Thanks for posting this.


----------



## target

Shawn, you have way more patience than me. I'd have flooded it by now.


----------



## eternity302

target said:


> Shawn, you have way more patience than me. I'd have flooded it by now.


LOL! That wuz exactly what i was thinking! HAHAHA! Would of just garbaged those plants and let the fish roll! HAHA~


----------



## Nicklfire

Well if i'm going to do it, i'm going to do it right lol  patience is very vital for me, trust me there has been so many times i just want to flood it and start adding livestock and plants lol

I want to see it when it's all done and go.. wow.. that's cool


----------



## Nicklfire

I would have LOVED to post pictures of a AWESOME full carpet of HC apon my return but i have some bad news... not as BAD as it could have been though.

At some point over my trip my cat go on top of my aquarium where the syran wrap was and stared clawing it or fell into it a bit... regardless about 1/4 of the top was gone.

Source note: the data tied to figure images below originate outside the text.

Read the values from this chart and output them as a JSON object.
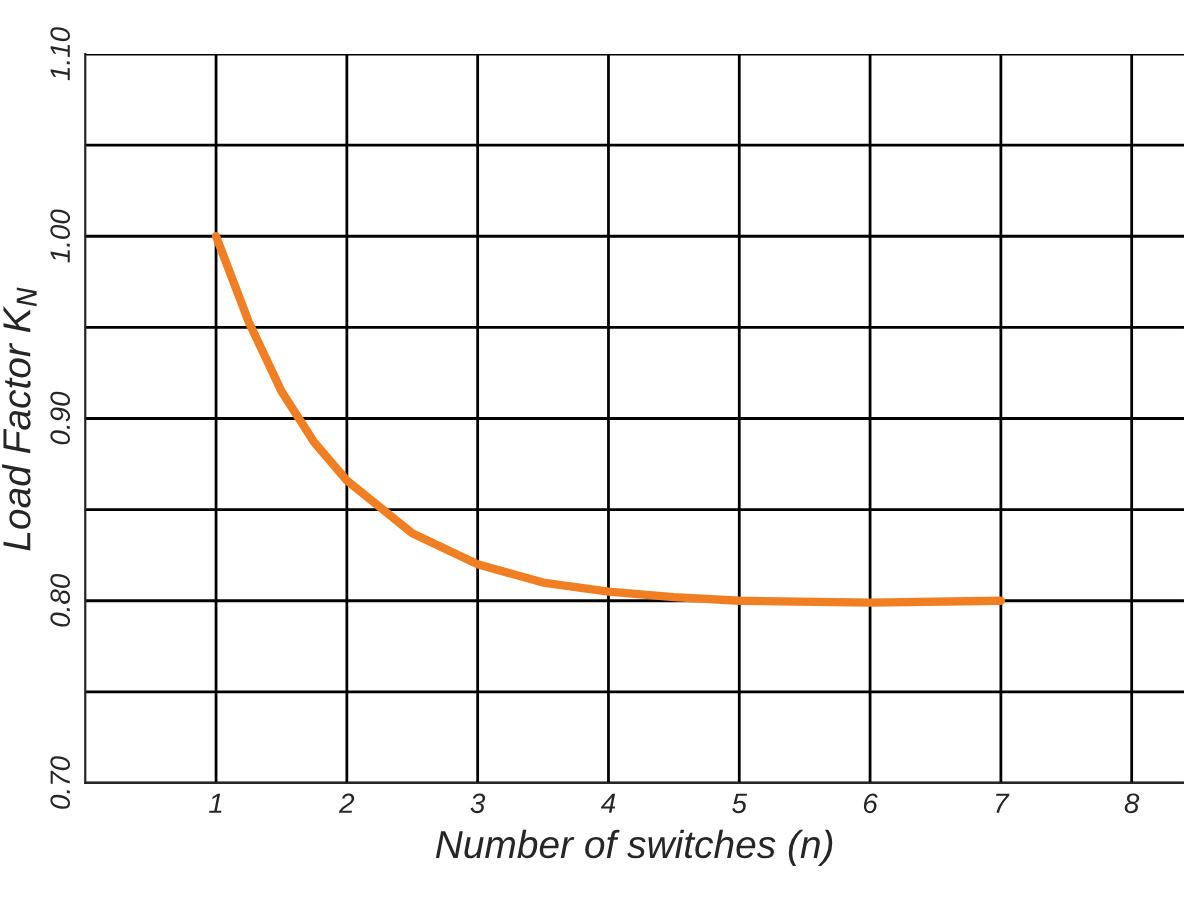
{
  "chart_data": {
    "type": "line",
    "xlabel": "Number of switches (n)",
    "ylabel": "Load Factor K$_{N}$",
    "x": [
      1,
      1.25,
      1.5,
      1.75,
      2,
      2.5,
      3,
      3.5,
      4,
      4.5,
      5,
      6,
      7
    ],
    "series": [
      {
        "color": "#f07f23",
        "values": [
          1.0,
          0.953,
          0.915,
          0.887,
          0.866,
          0.837,
          0.82,
          0.81,
          0.805,
          0.802,
          0.8,
          0.799,
          0.8
        ]
      }
    ],
    "xlim": [
      0.0,
      8.4
    ],
    "xticks": [
      1,
      2,
      3,
      4,
      5,
      6,
      7,
      8
    ],
    "ylim": [
      0.7,
      1.1
    ],
    "yticks": [
      {
        "value": 0.7,
        "label": "0.70"
      },
      {
        "value": 0.75,
        "label": null
      },
      {
        "value": 0.8,
        "label": "0.80"
      },
      {
        "value": 0.85,
        "label": null
      },
      {
        "value": 0.9,
        "label": "0.90"
      },
      {
        "value": 0.95,
        "label": null
      },
      {
        "value": 1.0,
        "label": "1.00"
      },
      {
        "value": 1.05,
        "label": null
      },
      {
        "value": 1.1,
        "label": "1.10"
      }
    ],
    "grid": true,
    "marker": "none",
    "line_style": "solid",
    "legend": false
  }
}
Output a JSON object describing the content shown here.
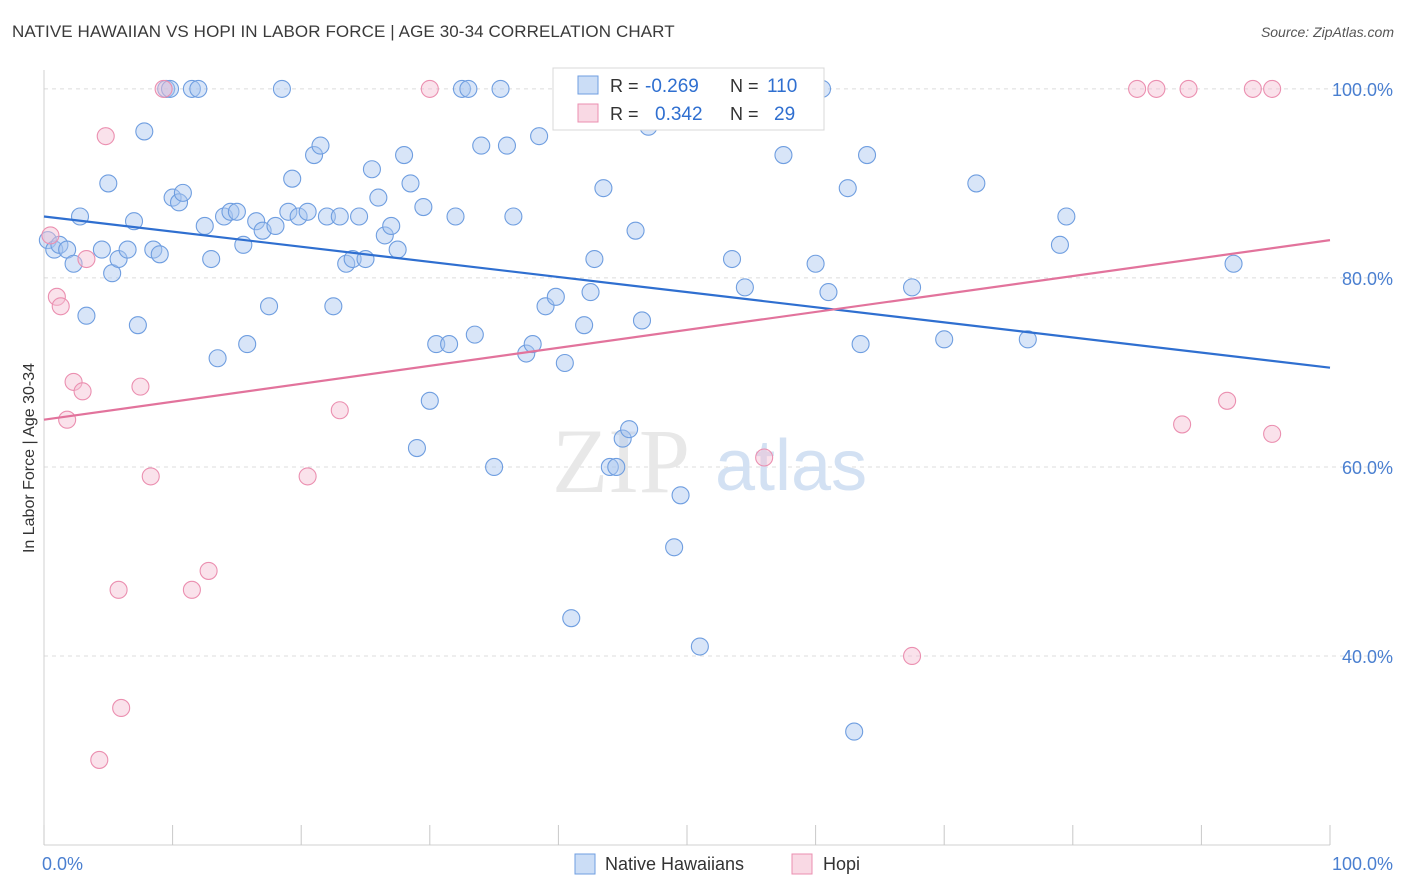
{
  "title": "NATIVE HAWAIIAN VS HOPI IN LABOR FORCE | AGE 30-34 CORRELATION CHART",
  "source": "Source: ZipAtlas.com",
  "watermark": {
    "zip": "ZIP",
    "atlas": "atlas"
  },
  "legend_box": {
    "rows": [
      {
        "r_label": "R =",
        "r_value": "-0.269",
        "n_label": "N =",
        "n_value": "110",
        "color": "#6f9ee0"
      },
      {
        "r_label": "R =",
        "r_value": "0.342",
        "n_label": "N =",
        "n_value": "29",
        "color": "#eb8fb0"
      }
    ]
  },
  "chart_data": {
    "type": "scatter",
    "xlabel": "",
    "ylabel": "In Labor Force | Age 30-34",
    "xlim": [
      0,
      100
    ],
    "ylim": [
      20,
      102
    ],
    "x_tick_labels": [
      {
        "value": 0,
        "label": "0.0%"
      },
      {
        "value": 100,
        "label": "100.0%"
      }
    ],
    "y_tick_labels": [
      {
        "value": 100,
        "label": "100.0%"
      },
      {
        "value": 80,
        "label": "80.0%"
      },
      {
        "value": 60,
        "label": "60.0%"
      },
      {
        "value": 40,
        "label": "40.0%"
      }
    ],
    "y_gridlines": [
      100,
      80,
      60,
      40
    ],
    "grid": true,
    "series": [
      {
        "name": "Native Hawaiians",
        "color": "#6f9ee0",
        "fill": "#a9c6f0",
        "trend": {
          "x": [
            0,
            100
          ],
          "y": [
            86.5,
            70.5
          ],
          "color": "#2f6fd0"
        },
        "points": [
          [
            0.3,
            84.0
          ],
          [
            0.8,
            83.0
          ],
          [
            1.2,
            83.5
          ],
          [
            1.8,
            83.0
          ],
          [
            2.3,
            81.5
          ],
          [
            2.8,
            86.5
          ],
          [
            3.3,
            76.0
          ],
          [
            4.5,
            83.0
          ],
          [
            5.0,
            90.0
          ],
          [
            5.3,
            80.5
          ],
          [
            5.8,
            82.0
          ],
          [
            6.5,
            83.0
          ],
          [
            7.0,
            86.0
          ],
          [
            7.3,
            75.0
          ],
          [
            7.8,
            95.5
          ],
          [
            8.5,
            83.0
          ],
          [
            9.0,
            82.5
          ],
          [
            9.5,
            100.0
          ],
          [
            9.8,
            100.0
          ],
          [
            10.0,
            88.5
          ],
          [
            10.5,
            88.0
          ],
          [
            10.8,
            89.0
          ],
          [
            11.5,
            100.0
          ],
          [
            12.0,
            100.0
          ],
          [
            12.5,
            85.5
          ],
          [
            13.0,
            82.0
          ],
          [
            13.5,
            71.5
          ],
          [
            14.0,
            86.5
          ],
          [
            14.5,
            87.0
          ],
          [
            15.0,
            87.0
          ],
          [
            15.5,
            83.5
          ],
          [
            15.8,
            73.0
          ],
          [
            16.5,
            86.0
          ],
          [
            17.0,
            85.0
          ],
          [
            17.5,
            77.0
          ],
          [
            18.0,
            85.5
          ],
          [
            18.5,
            100.0
          ],
          [
            19.0,
            87.0
          ],
          [
            19.3,
            90.5
          ],
          [
            19.8,
            86.5
          ],
          [
            20.5,
            87.0
          ],
          [
            21.0,
            93.0
          ],
          [
            21.5,
            94.0
          ],
          [
            22.0,
            86.5
          ],
          [
            22.5,
            77.0
          ],
          [
            23.0,
            86.5
          ],
          [
            23.5,
            81.5
          ],
          [
            24.0,
            82.0
          ],
          [
            24.5,
            86.5
          ],
          [
            25.0,
            82.0
          ],
          [
            25.5,
            91.5
          ],
          [
            26.0,
            88.5
          ],
          [
            26.5,
            84.5
          ],
          [
            27.0,
            85.5
          ],
          [
            27.5,
            83.0
          ],
          [
            28.0,
            93.0
          ],
          [
            28.5,
            90.0
          ],
          [
            29.0,
            62.0
          ],
          [
            29.5,
            87.5
          ],
          [
            30.0,
            67.0
          ],
          [
            30.5,
            73.0
          ],
          [
            31.5,
            73.0
          ],
          [
            32.0,
            86.5
          ],
          [
            32.5,
            100.0
          ],
          [
            33.0,
            100.0
          ],
          [
            33.5,
            74.0
          ],
          [
            34.0,
            94.0
          ],
          [
            35.0,
            60.0
          ],
          [
            35.5,
            100.0
          ],
          [
            36.0,
            94.0
          ],
          [
            36.5,
            86.5
          ],
          [
            37.5,
            72.0
          ],
          [
            38.0,
            73.0
          ],
          [
            38.5,
            95.0
          ],
          [
            39.0,
            77.0
          ],
          [
            39.8,
            78.0
          ],
          [
            40.5,
            71.0
          ],
          [
            41.0,
            44.0
          ],
          [
            42.0,
            75.0
          ],
          [
            42.5,
            78.5
          ],
          [
            42.8,
            82.0
          ],
          [
            43.5,
            89.5
          ],
          [
            44.0,
            60.0
          ],
          [
            44.5,
            60.0
          ],
          [
            45.0,
            63.0
          ],
          [
            45.5,
            64.0
          ],
          [
            46.0,
            85.0
          ],
          [
            46.5,
            75.5
          ],
          [
            47.0,
            96.0
          ],
          [
            49.0,
            51.5
          ],
          [
            49.5,
            57.0
          ],
          [
            51.0,
            41.0
          ],
          [
            53.5,
            82.0
          ],
          [
            54.5,
            79.0
          ],
          [
            57.5,
            93.0
          ],
          [
            60.0,
            81.5
          ],
          [
            60.5,
            100.0
          ],
          [
            61.0,
            78.5
          ],
          [
            62.5,
            89.5
          ],
          [
            63.5,
            73.0
          ],
          [
            64.0,
            93.0
          ],
          [
            67.5,
            79.0
          ],
          [
            70.0,
            73.5
          ],
          [
            72.5,
            90.0
          ],
          [
            76.5,
            73.5
          ],
          [
            79.0,
            83.5
          ],
          [
            79.5,
            86.5
          ],
          [
            92.5,
            81.5
          ],
          [
            63.0,
            32.0
          ]
        ]
      },
      {
        "name": "Hopi",
        "color": "#eb8fb0",
        "fill": "#f5bfd2",
        "trend": {
          "x": [
            0,
            100
          ],
          "y": [
            65.0,
            84.0
          ],
          "color": "#e2739c"
        },
        "points": [
          [
            0.5,
            84.5
          ],
          [
            1.0,
            78.0
          ],
          [
            1.3,
            77.0
          ],
          [
            1.8,
            65.0
          ],
          [
            2.3,
            69.0
          ],
          [
            3.0,
            68.0
          ],
          [
            3.3,
            82.0
          ],
          [
            4.3,
            29.0
          ],
          [
            4.8,
            95.0
          ],
          [
            5.8,
            47.0
          ],
          [
            6.0,
            34.5
          ],
          [
            7.5,
            68.5
          ],
          [
            8.3,
            59.0
          ],
          [
            9.3,
            100.0
          ],
          [
            11.5,
            47.0
          ],
          [
            12.8,
            49.0
          ],
          [
            20.5,
            59.0
          ],
          [
            23.0,
            66.0
          ],
          [
            30.0,
            100.0
          ],
          [
            56.0,
            61.0
          ],
          [
            67.5,
            40.0
          ],
          [
            85.0,
            100.0
          ],
          [
            86.5,
            100.0
          ],
          [
            89.0,
            100.0
          ],
          [
            88.5,
            64.5
          ],
          [
            92.0,
            67.0
          ],
          [
            94.0,
            100.0
          ],
          [
            95.5,
            100.0
          ],
          [
            95.5,
            63.5
          ]
        ]
      }
    ]
  },
  "bottom_legend": [
    {
      "label": "Native Hawaiians",
      "color": "#6f9ee0",
      "fill": "#a9c6f0"
    },
    {
      "label": "Hopi",
      "color": "#eb8fb0",
      "fill": "#f5bfd2"
    }
  ]
}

This caused the humidity in the tank to completely vanish.. and the water to evaporate.

When i returned the substrate was dry and the plants were barely holding on. I quickly filled up the tank back with water and hopefully we will see what happens.

It's been about 4 days and the plants are recovering, so hopefully in another week i will be ahead of where i was 4 weeks ago lol


----------



## CRS Fan

Cats will always find a way to get in trouble, it's their nature ! Hopefully your HC recovers.

Best regards,

Stuart


----------